There were three rooms in the apartment: a kitchen, a living room, and a bedroom. Except for some dir
ty dishes in the sink and a bed that had been hastily made, the apartment was neat and clean. Hawes raised the shades on both living-room windows, and sunlight streamed into the room “What’d you say your name was?” the woman asked.
“Detective Hawes.”
“I’m Barbara Loomis,” she said.
The living room was sparsely and inexpensively furnished: a couch, an easy chair, a standing floor lamp, a television set. An imitation oil painting of a shepherd and a dog in a pastoral landscape hung over the couch. An ashtray with several cigar butts in it was on the coffee table.
Barbara sat in one of the easy chairs and crossed her legs. “Where’d you get that white streak in your hair?” she asked.
“I was stabbed by a building superintendent,” Hawes said.
“Really?” Barbara said, and laughed unexpectedly. “You just can’t trust supers,” she said, still laughing. “Nor their wives, either,” she added, and looked at Hawes.
“Did Reardon smoke cigars?” he asked.
“I don’t know what he smoked,” Barbara said. “I still don’t see why it’s white.”
“They had to shave the hair to get at the wound. It grew back white.”

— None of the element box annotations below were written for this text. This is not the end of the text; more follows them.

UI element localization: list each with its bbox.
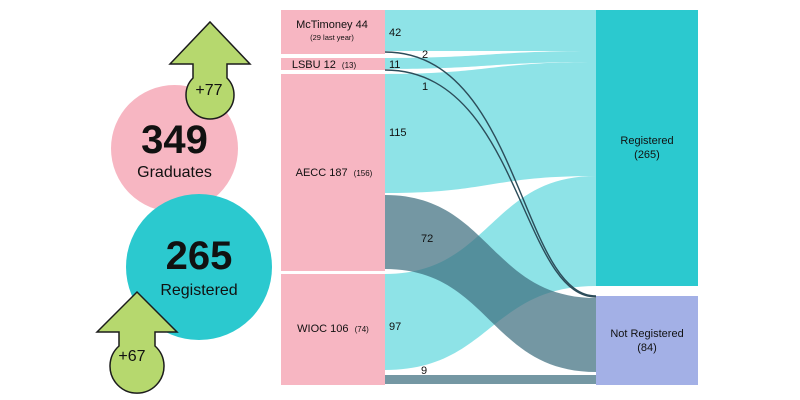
node-aecc-label: AECC 187 (156) xyxy=(296,167,373,179)
node-wioc xyxy=(281,274,385,385)
graduates-count: 349 xyxy=(141,117,208,162)
flow-value-wioc-registered: 97 xyxy=(389,321,401,333)
flow-value-lsbu-not: 1 xyxy=(422,81,428,93)
node-not-registered-label: Not Registered xyxy=(610,328,683,340)
node-registered xyxy=(596,10,698,286)
flow-lsbu-registered xyxy=(385,51,596,69)
node-lsbu-label: LSBU 12 (13) xyxy=(292,59,357,71)
graduates-change-label: +77 xyxy=(195,82,223,99)
node-not-registered xyxy=(596,296,698,385)
node-lsbu-name: LSBU 12 xyxy=(292,59,336,71)
node-lsbu-sublabel: (13) xyxy=(342,61,357,70)
flow-value-mctimoney-not: 2 xyxy=(422,49,428,61)
graduates-label: Graduates xyxy=(137,163,212,181)
node-aecc-sublabel: (156) xyxy=(354,169,373,178)
node-aecc xyxy=(281,74,385,271)
registered-label: Registered xyxy=(160,282,238,299)
node-aecc-name: AECC 187 xyxy=(296,167,348,179)
flow-value-lsbu-registered: 11 xyxy=(389,59,400,71)
flow-value-aecc-not: 72 xyxy=(421,233,433,245)
flow-mctimoney-registered xyxy=(385,10,596,51)
graduates-increase-arrow-icon xyxy=(168,20,252,120)
node-wioc-label: WIOC 106 (74) xyxy=(297,323,369,335)
node-mctimoney xyxy=(281,10,385,54)
flow-aecc-not-registered xyxy=(385,195,596,372)
node-wioc-name: WIOC 106 xyxy=(297,323,348,335)
registered-change-label: +67 xyxy=(118,348,146,365)
node-registered-sublabel: (265) xyxy=(634,149,660,161)
flow-value-mctimoney-registered: 42 xyxy=(389,27,401,39)
flow-wioc-not-registered xyxy=(385,375,596,384)
flow-lsbu-not-registered xyxy=(384,69,597,298)
flow-value-wioc-not: 9 xyxy=(421,365,427,377)
node-mctimoney-sublabel: (29 last year) xyxy=(310,33,354,42)
node-mctimoney-label: McTimoney 44 xyxy=(296,19,368,31)
registered-count: 265 xyxy=(165,234,233,278)
flow-value-aecc-registered: 115 xyxy=(389,127,407,139)
node-wioc-sublabel: (74) xyxy=(355,325,370,334)
node-not-registered-sublabel: (84) xyxy=(637,342,657,354)
node-registered-label: Registered xyxy=(620,135,673,147)
flow-mctimoney-not-registered xyxy=(384,51,597,297)
node-lsbu xyxy=(281,58,385,70)
registered-increase-arrow-icon xyxy=(95,290,179,394)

“It’s cute,” Barbara said.
Hawes went out of the living room and into the bedroom. Barbara stayed in the easy chair, watching him through the doorframe. There was a bed, a dresser, an end table with a lamp on it, and a straight-backed chair over which was draped a striped sports shirt. A package of Camel cigarettes and a matchbook advertising an art school were in the pocket of the shirt. The bed was covered with a white chenille spread. Hawes pulled back the spread and looked at the pillows. There were lipstick stains on one of them. He went to what he assumed was the closet, and opened the door. Four suits, a sports jacket, and two pairs of slacks were hanging on the wooden bar. A pair of brown shoes and a pair of black shoes were on the floor. A blue woolen bathrobe was hanging on the door hook. On the shelf above the bar, there was a blue peaked cap and a gray fedora. Hawes closed the door and went to the dresser. Opening the top drawer, he asked, “How long was Reardon living here?”
“Moved in about a year ago,” Barbara said.
“What kind of a tenant was he?”
“Quiet, for the most part. Brought women in every now and then, but who cared about that? Man’s entitled to a little comfort every now and then, don’t you think?”